Mar. 22, 2004. 01:00 AM
Thousands mourn death of two boys
Kosovo drownings led to violence Families appeal

for end of fighting

GARENTINA KRAJA
ASSOCIATED PRESS

CABRA, Serbia-Montenegro—Thousands of mourners gathered yesterday at a wind-swept hilltop cemetery to bury two ethnic Albanian boys whose drowning sparked Kosovo's deadliest violence in five years.

NATO helicopters patrolled overhead and Italian Carabinieri paramilitary police were posted around this northern village to ensure calm in a critical test of alliance efforts to stabilize the province.

Although troops set up checkpoints along the road to Cabra and warned people away, about 7,000 mourners turned out.

Up to 25,000 people had been expected to attend the funerals for Egzon Deliu, 12, and Avni Veseli, 11, but the unprecedented security and appeals from the families for a quiet ceremony kept people away.
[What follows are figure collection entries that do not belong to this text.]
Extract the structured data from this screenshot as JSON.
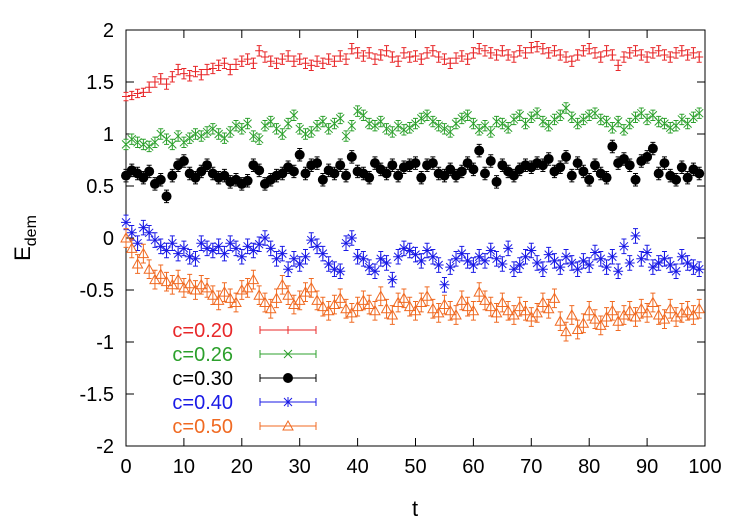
{
  "chart_data": {
    "type": "scatter",
    "title": "",
    "xlabel": "t",
    "ylabel": "E",
    "ylabel_subscript": "dem",
    "xlim": [
      0,
      100
    ],
    "ylim": [
      -2,
      2
    ],
    "xticks": [
      0,
      10,
      20,
      30,
      40,
      50,
      60,
      70,
      80,
      90,
      100
    ],
    "yticks": [
      -2,
      -1.5,
      -1,
      -0.5,
      0,
      0.5,
      1,
      1.5,
      2
    ],
    "grid": false,
    "legend_position": "bottom-left",
    "x": [
      0,
      1,
      2,
      3,
      4,
      5,
      6,
      7,
      8,
      9,
      10,
      11,
      12,
      13,
      14,
      15,
      16,
      17,
      18,
      19,
      20,
      21,
      22,
      23,
      24,
      25,
      26,
      27,
      28,
      29,
      30,
      31,
      32,
      33,
      34,
      35,
      36,
      37,
      38,
      39,
      40,
      41,
      42,
      43,
      44,
      45,
      46,
      47,
      48,
      49,
      50,
      51,
      52,
      53,
      54,
      55,
      56,
      57,
      58,
      59,
      60,
      61,
      62,
      63,
      64,
      65,
      66,
      67,
      68,
      69,
      70,
      71,
      72,
      73,
      74,
      75,
      76,
      77,
      78,
      79,
      80,
      81,
      82,
      83,
      84,
      85,
      86,
      87,
      88,
      89,
      90,
      91,
      92,
      93,
      94,
      95,
      96,
      97,
      98,
      99
    ],
    "series": [
      {
        "name": "c=0.20",
        "color": "#e8282a",
        "marker": "plus",
        "values": [
          1.36,
          1.37,
          1.39,
          1.4,
          1.45,
          1.5,
          1.53,
          1.48,
          1.55,
          1.62,
          1.58,
          1.56,
          1.6,
          1.57,
          1.62,
          1.63,
          1.66,
          1.68,
          1.62,
          1.67,
          1.7,
          1.72,
          1.68,
          1.8,
          1.74,
          1.7,
          1.68,
          1.72,
          1.75,
          1.7,
          1.72,
          1.68,
          1.66,
          1.7,
          1.68,
          1.72,
          1.7,
          1.75,
          1.72,
          1.82,
          1.78,
          1.75,
          1.78,
          1.72,
          1.76,
          1.8,
          1.74,
          1.7,
          1.78,
          1.74,
          1.75,
          1.72,
          1.78,
          1.8,
          1.74,
          1.72,
          1.68,
          1.73,
          1.75,
          1.72,
          1.78,
          1.82,
          1.8,
          1.78,
          1.76,
          1.8,
          1.76,
          1.74,
          1.8,
          1.78,
          1.83,
          1.84,
          1.82,
          1.78,
          1.8,
          1.76,
          1.74,
          1.7,
          1.76,
          1.8,
          1.82,
          1.78,
          1.74,
          1.8,
          1.76,
          1.66,
          1.74,
          1.78,
          1.8,
          1.76,
          1.74,
          1.78,
          1.8,
          1.76,
          1.74,
          1.78,
          1.8,
          1.76,
          1.78,
          1.74
        ],
        "err": [
          0.04,
          0.04,
          0.04,
          0.04,
          0.05,
          0.05,
          0.05,
          0.05,
          0.05,
          0.05,
          0.05,
          0.05,
          0.05,
          0.05,
          0.05,
          0.05,
          0.05,
          0.05,
          0.05,
          0.05,
          0.05,
          0.05,
          0.05,
          0.05,
          0.05,
          0.05,
          0.05,
          0.05,
          0.05,
          0.05,
          0.05,
          0.05,
          0.05,
          0.05,
          0.05,
          0.05,
          0.05,
          0.05,
          0.05,
          0.05,
          0.05,
          0.05,
          0.05,
          0.05,
          0.05,
          0.05,
          0.05,
          0.05,
          0.05,
          0.05,
          0.05,
          0.05,
          0.05,
          0.05,
          0.05,
          0.05,
          0.05,
          0.05,
          0.05,
          0.05,
          0.05,
          0.05,
          0.05,
          0.05,
          0.05,
          0.05,
          0.05,
          0.05,
          0.05,
          0.05,
          0.05,
          0.05,
          0.05,
          0.05,
          0.05,
          0.05,
          0.05,
          0.05,
          0.05,
          0.05,
          0.05,
          0.05,
          0.05,
          0.05,
          0.05,
          0.05,
          0.05,
          0.05,
          0.05,
          0.05,
          0.05,
          0.05,
          0.05,
          0.05,
          0.05,
          0.05,
          0.05,
          0.05,
          0.05,
          0.05
        ]
      },
      {
        "name": "c=0.26",
        "color": "#2ca02c",
        "marker": "x",
        "values": [
          0.9,
          0.95,
          0.92,
          0.9,
          0.88,
          0.92,
          1.0,
          0.95,
          0.9,
          0.98,
          0.92,
          0.96,
          1.0,
          0.98,
          1.02,
          1.05,
          1.0,
          0.96,
          1.02,
          1.08,
          1.05,
          1.1,
          0.98,
          0.95,
          1.08,
          1.12,
          1.05,
          1.0,
          1.1,
          1.18,
          1.05,
          1.0,
          1.02,
          1.08,
          1.12,
          1.05,
          1.1,
          1.15,
          0.98,
          1.08,
          1.22,
          1.18,
          1.1,
          1.08,
          1.12,
          1.05,
          1.02,
          1.08,
          1.04,
          1.06,
          1.1,
          1.15,
          1.18,
          1.12,
          1.08,
          1.05,
          1.02,
          1.1,
          1.15,
          1.18,
          1.1,
          1.04,
          1.08,
          1.02,
          1.12,
          1.1,
          1.06,
          1.14,
          1.18,
          1.1,
          1.16,
          1.2,
          1.12,
          1.08,
          1.14,
          1.18,
          1.25,
          1.16,
          1.1,
          1.14,
          1.18,
          1.2,
          1.14,
          1.12,
          1.06,
          1.12,
          1.04,
          1.1,
          1.16,
          1.2,
          1.14,
          1.18,
          1.12,
          1.1,
          1.06,
          1.08,
          1.14,
          1.1,
          1.16,
          1.2
        ],
        "err": [
          0.05,
          0.05,
          0.05,
          0.05,
          0.05,
          0.05,
          0.05,
          0.05,
          0.05,
          0.05,
          0.05,
          0.05,
          0.05,
          0.05,
          0.05,
          0.05,
          0.05,
          0.05,
          0.05,
          0.05,
          0.05,
          0.05,
          0.05,
          0.05,
          0.05,
          0.05,
          0.05,
          0.05,
          0.05,
          0.05,
          0.05,
          0.05,
          0.05,
          0.05,
          0.05,
          0.05,
          0.05,
          0.05,
          0.05,
          0.05,
          0.05,
          0.05,
          0.05,
          0.05,
          0.05,
          0.05,
          0.05,
          0.05,
          0.05,
          0.05,
          0.05,
          0.05,
          0.05,
          0.05,
          0.05,
          0.05,
          0.05,
          0.05,
          0.05,
          0.05,
          0.05,
          0.05,
          0.05,
          0.05,
          0.05,
          0.05,
          0.05,
          0.05,
          0.05,
          0.05,
          0.05,
          0.05,
          0.05,
          0.05,
          0.05,
          0.05,
          0.05,
          0.05,
          0.05,
          0.05,
          0.05,
          0.05,
          0.05,
          0.05,
          0.05,
          0.05,
          0.05,
          0.05,
          0.05,
          0.05,
          0.05,
          0.05,
          0.05,
          0.05,
          0.05,
          0.05,
          0.05,
          0.05,
          0.05,
          0.05
        ]
      },
      {
        "name": "c=0.30",
        "color": "#000000",
        "marker": "filled-circle",
        "values": [
          0.6,
          0.65,
          0.62,
          0.58,
          0.64,
          0.52,
          0.56,
          0.4,
          0.6,
          0.7,
          0.74,
          0.62,
          0.58,
          0.64,
          0.7,
          0.62,
          0.58,
          0.6,
          0.54,
          0.56,
          0.52,
          0.55,
          0.7,
          0.65,
          0.52,
          0.56,
          0.6,
          0.62,
          0.68,
          0.64,
          0.8,
          0.62,
          0.7,
          0.72,
          0.56,
          0.65,
          0.62,
          0.7,
          0.6,
          0.78,
          0.64,
          0.62,
          0.58,
          0.72,
          0.66,
          0.62,
          0.7,
          0.6,
          0.68,
          0.7,
          0.72,
          0.58,
          0.7,
          0.72,
          0.62,
          0.6,
          0.66,
          0.6,
          0.64,
          0.72,
          0.66,
          0.84,
          0.62,
          0.74,
          0.54,
          0.7,
          0.64,
          0.6,
          0.66,
          0.7,
          0.68,
          0.72,
          0.7,
          0.76,
          0.64,
          0.68,
          0.78,
          0.6,
          0.72,
          0.64,
          0.56,
          0.7,
          0.62,
          0.58,
          0.88,
          0.72,
          0.76,
          0.7,
          0.56,
          0.74,
          0.78,
          0.86,
          0.62,
          0.72,
          0.6,
          0.56,
          0.68,
          0.58,
          0.66,
          0.62
        ],
        "err": [
          0.06,
          0.06,
          0.06,
          0.06,
          0.06,
          0.06,
          0.06,
          0.06,
          0.06,
          0.06,
          0.06,
          0.06,
          0.06,
          0.06,
          0.06,
          0.06,
          0.06,
          0.06,
          0.06,
          0.06,
          0.06,
          0.06,
          0.06,
          0.06,
          0.06,
          0.06,
          0.06,
          0.06,
          0.06,
          0.06,
          0.06,
          0.06,
          0.06,
          0.06,
          0.06,
          0.06,
          0.06,
          0.06,
          0.06,
          0.06,
          0.06,
          0.06,
          0.06,
          0.06,
          0.06,
          0.06,
          0.06,
          0.06,
          0.06,
          0.06,
          0.06,
          0.06,
          0.06,
          0.06,
          0.06,
          0.06,
          0.06,
          0.06,
          0.06,
          0.06,
          0.06,
          0.06,
          0.06,
          0.06,
          0.06,
          0.06,
          0.06,
          0.06,
          0.06,
          0.06,
          0.06,
          0.06,
          0.06,
          0.06,
          0.06,
          0.06,
          0.06,
          0.06,
          0.06,
          0.06,
          0.06,
          0.06,
          0.06,
          0.06,
          0.06,
          0.06,
          0.06,
          0.06,
          0.06,
          0.06,
          0.06,
          0.06,
          0.06,
          0.06,
          0.06,
          0.06,
          0.06,
          0.06,
          0.06,
          0.06
        ]
      },
      {
        "name": "c=0.40",
        "color": "#1a1ae6",
        "marker": "asterisk",
        "values": [
          0.15,
          0.05,
          -0.05,
          0.1,
          0.05,
          -0.02,
          -0.08,
          -0.12,
          -0.05,
          -0.15,
          -0.1,
          -0.18,
          -0.2,
          -0.05,
          -0.1,
          -0.12,
          -0.08,
          -0.15,
          -0.05,
          -0.1,
          -0.18,
          -0.08,
          -0.12,
          -0.06,
          0.0,
          -0.1,
          -0.2,
          -0.15,
          -0.3,
          -0.2,
          -0.25,
          -0.18,
          -0.02,
          -0.08,
          -0.15,
          -0.25,
          -0.3,
          -0.32,
          -0.05,
          0.0,
          -0.18,
          -0.2,
          -0.28,
          -0.32,
          -0.2,
          -0.24,
          -0.4,
          -0.18,
          -0.1,
          -0.12,
          -0.16,
          -0.22,
          -0.12,
          -0.18,
          -0.26,
          -0.45,
          -0.28,
          -0.2,
          -0.15,
          -0.22,
          -0.26,
          -0.18,
          -0.22,
          -0.12,
          -0.2,
          -0.25,
          -0.1,
          -0.3,
          -0.26,
          -0.18,
          -0.12,
          -0.24,
          -0.3,
          -0.16,
          -0.22,
          -0.28,
          -0.18,
          -0.24,
          -0.3,
          -0.22,
          -0.26,
          -0.14,
          -0.2,
          -0.28,
          -0.18,
          -0.32,
          -0.08,
          -0.24,
          0.02,
          -0.2,
          -0.14,
          -0.28,
          -0.24,
          -0.2,
          -0.26,
          -0.32,
          -0.18,
          -0.24,
          -0.28,
          -0.3
        ],
        "err": [
          0.07,
          0.07,
          0.07,
          0.07,
          0.07,
          0.07,
          0.07,
          0.07,
          0.07,
          0.07,
          0.07,
          0.07,
          0.07,
          0.07,
          0.07,
          0.07,
          0.07,
          0.07,
          0.07,
          0.07,
          0.07,
          0.07,
          0.07,
          0.07,
          0.07,
          0.07,
          0.07,
          0.07,
          0.07,
          0.07,
          0.07,
          0.07,
          0.07,
          0.07,
          0.07,
          0.07,
          0.07,
          0.07,
          0.07,
          0.07,
          0.07,
          0.07,
          0.07,
          0.07,
          0.07,
          0.07,
          0.07,
          0.07,
          0.07,
          0.07,
          0.07,
          0.07,
          0.07,
          0.07,
          0.07,
          0.07,
          0.07,
          0.07,
          0.07,
          0.07,
          0.07,
          0.07,
          0.07,
          0.07,
          0.07,
          0.07,
          0.07,
          0.07,
          0.07,
          0.07,
          0.07,
          0.07,
          0.07,
          0.07,
          0.07,
          0.07,
          0.07,
          0.07,
          0.07,
          0.07,
          0.07,
          0.07,
          0.07,
          0.07,
          0.07,
          0.07,
          0.07,
          0.07,
          0.07,
          0.07,
          0.07,
          0.07,
          0.07,
          0.07,
          0.07,
          0.07,
          0.07,
          0.07,
          0.07,
          0.07
        ]
      },
      {
        "name": "c=0.50",
        "color": "#f06a22",
        "marker": "triangle",
        "values": [
          0.0,
          -0.1,
          -0.25,
          -0.15,
          -0.3,
          -0.4,
          -0.35,
          -0.42,
          -0.45,
          -0.4,
          -0.48,
          -0.44,
          -0.5,
          -0.45,
          -0.48,
          -0.55,
          -0.6,
          -0.52,
          -0.58,
          -0.62,
          -0.5,
          -0.48,
          -0.4,
          -0.55,
          -0.62,
          -0.68,
          -0.58,
          -0.45,
          -0.55,
          -0.64,
          -0.6,
          -0.52,
          -0.48,
          -0.6,
          -0.66,
          -0.7,
          -0.64,
          -0.58,
          -0.68,
          -0.72,
          -0.66,
          -0.6,
          -0.64,
          -0.7,
          -0.56,
          -0.68,
          -0.74,
          -0.62,
          -0.58,
          -0.66,
          -0.7,
          -0.62,
          -0.56,
          -0.68,
          -0.72,
          -0.64,
          -0.7,
          -0.74,
          -0.6,
          -0.66,
          -0.7,
          -0.52,
          -0.6,
          -0.66,
          -0.72,
          -0.62,
          -0.7,
          -0.74,
          -0.66,
          -0.7,
          -0.76,
          -0.72,
          -0.62,
          -0.68,
          -0.58,
          -0.8,
          -0.9,
          -0.74,
          -0.88,
          -0.82,
          -0.7,
          -0.78,
          -0.84,
          -0.76,
          -0.7,
          -0.8,
          -0.74,
          -0.7,
          -0.76,
          -0.68,
          -0.72,
          -0.62,
          -0.74,
          -0.78,
          -0.68,
          -0.76,
          -0.72,
          -0.7,
          -0.74,
          -0.68
        ],
        "err": [
          0.09,
          0.09,
          0.09,
          0.09,
          0.09,
          0.09,
          0.09,
          0.09,
          0.09,
          0.09,
          0.09,
          0.09,
          0.09,
          0.09,
          0.09,
          0.09,
          0.09,
          0.09,
          0.09,
          0.09,
          0.09,
          0.09,
          0.09,
          0.09,
          0.09,
          0.09,
          0.09,
          0.09,
          0.09,
          0.09,
          0.09,
          0.09,
          0.09,
          0.09,
          0.09,
          0.09,
          0.09,
          0.09,
          0.09,
          0.09,
          0.09,
          0.09,
          0.09,
          0.09,
          0.09,
          0.09,
          0.09,
          0.09,
          0.09,
          0.09,
          0.09,
          0.09,
          0.09,
          0.09,
          0.09,
          0.09,
          0.09,
          0.09,
          0.09,
          0.09,
          0.09,
          0.09,
          0.09,
          0.09,
          0.09,
          0.09,
          0.09,
          0.09,
          0.09,
          0.09,
          0.09,
          0.09,
          0.09,
          0.09,
          0.09,
          0.09,
          0.09,
          0.09,
          0.09,
          0.09,
          0.09,
          0.09,
          0.09,
          0.09,
          0.09,
          0.09,
          0.09,
          0.09,
          0.09,
          0.09,
          0.09,
          0.09,
          0.09,
          0.09,
          0.09,
          0.09,
          0.09,
          0.09,
          0.09,
          0.09
        ]
      }
    ]
  }
}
The deaths last Tuesday triggered days of rioting, looting and arson by ethnic Albanians mobs against Serbs, who they blamed for the deaths.
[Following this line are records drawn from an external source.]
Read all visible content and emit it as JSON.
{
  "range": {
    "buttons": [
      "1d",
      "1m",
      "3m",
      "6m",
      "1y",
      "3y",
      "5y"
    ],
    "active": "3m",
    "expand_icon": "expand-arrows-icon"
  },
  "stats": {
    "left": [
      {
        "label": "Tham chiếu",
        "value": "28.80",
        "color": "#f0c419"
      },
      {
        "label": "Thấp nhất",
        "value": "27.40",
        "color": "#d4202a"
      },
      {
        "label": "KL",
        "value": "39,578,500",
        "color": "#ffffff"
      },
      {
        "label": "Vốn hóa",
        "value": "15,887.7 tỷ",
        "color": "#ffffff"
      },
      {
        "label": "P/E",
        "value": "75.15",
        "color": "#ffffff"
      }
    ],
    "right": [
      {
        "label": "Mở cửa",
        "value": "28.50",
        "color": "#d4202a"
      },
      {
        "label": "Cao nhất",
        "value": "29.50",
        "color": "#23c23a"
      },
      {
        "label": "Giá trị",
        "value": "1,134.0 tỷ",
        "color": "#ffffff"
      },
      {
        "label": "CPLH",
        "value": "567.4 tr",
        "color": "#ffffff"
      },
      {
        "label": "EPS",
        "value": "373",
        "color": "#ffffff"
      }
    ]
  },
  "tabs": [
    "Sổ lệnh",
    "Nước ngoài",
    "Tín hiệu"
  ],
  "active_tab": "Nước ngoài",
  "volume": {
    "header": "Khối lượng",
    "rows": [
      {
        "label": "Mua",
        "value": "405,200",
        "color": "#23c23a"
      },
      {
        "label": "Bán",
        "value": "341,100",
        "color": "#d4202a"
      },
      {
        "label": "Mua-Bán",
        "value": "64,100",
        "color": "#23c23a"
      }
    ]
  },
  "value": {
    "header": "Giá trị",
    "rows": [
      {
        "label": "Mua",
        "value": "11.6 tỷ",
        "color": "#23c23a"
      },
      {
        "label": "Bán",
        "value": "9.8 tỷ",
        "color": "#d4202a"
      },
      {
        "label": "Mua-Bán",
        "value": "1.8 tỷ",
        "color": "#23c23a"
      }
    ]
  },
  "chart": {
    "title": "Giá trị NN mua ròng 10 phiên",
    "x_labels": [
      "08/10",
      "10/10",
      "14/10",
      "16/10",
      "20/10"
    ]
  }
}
The violence left 28 dead, 600 injured and 4,000 people homeless.

The attacks were the worst outbreak of violence since 1999, when a NATO air war, which killed 10,000, ended a Serb crackdown on ethnic Albanians seeking independence.
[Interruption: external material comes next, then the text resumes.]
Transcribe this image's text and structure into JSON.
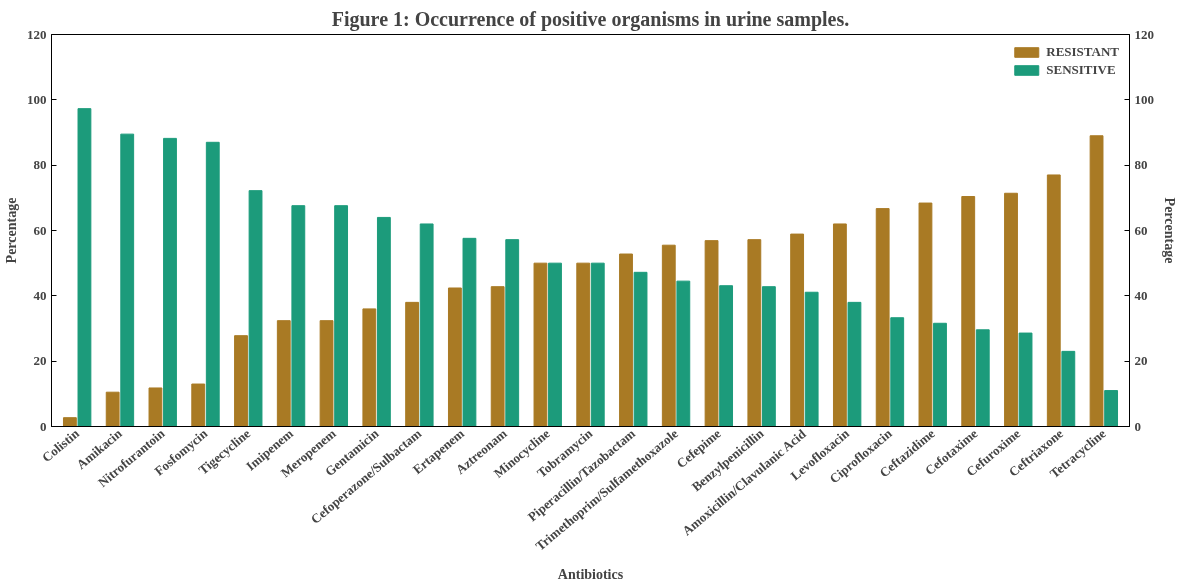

NATO has tried to keep the peace here since then. "(The boys') deaths brought more deaths to Kosovo and this has made our pain greater," said Sali Deliu, an uncle of Egzon. "Let's hope these are the last ones."

The violence illustrated the depth of hatred between Kosovo's mostly Muslim ethnic Albanians, who want independence, and Orthodox Christian Serbs, a minority in Kosovo, who want the U.N.-run province to remain part of Serbia-Montenegro.

The village is just outside Kosovska Mitrovica, the tense and ethnically divided city where the riots started.

Authorities yesterday began investigating the claims of Fitim Veseli, 13, that a group of Serbs with a dog chased him and the other ethnic Albanian children into the Ibar River.

His cousin was one of the boys who died; down the hill, along the banks of the river, divers were still looking for his missing brother, Florent, 9. The tight-knit families in this village of 1,400 appeared both united and shattered by their grief.

Women wearing white scarves of mourning wept and fainted after pausing by the open coffins, gazing into the faces of the boys for the last time.

The grief overwhelmed mourners as Sevdije Deliu leaned over to kiss her son's forehead before the coffin closed. As she turned, Egzon's seven sisters shrieked hysterically and held on to each other.

Playmates of the two boys stood in front of the crowd holding wreaths and carrying signs that read, "Stop the Violence" and "We want peace."

Despite their bitterness, the families appealed for an end to hostilities.

"Though I lost my son, I wouldn't want more problems here," said Abide Veseli, 35, Avni's mother.

"I wouldn't wish this on my worst enemy."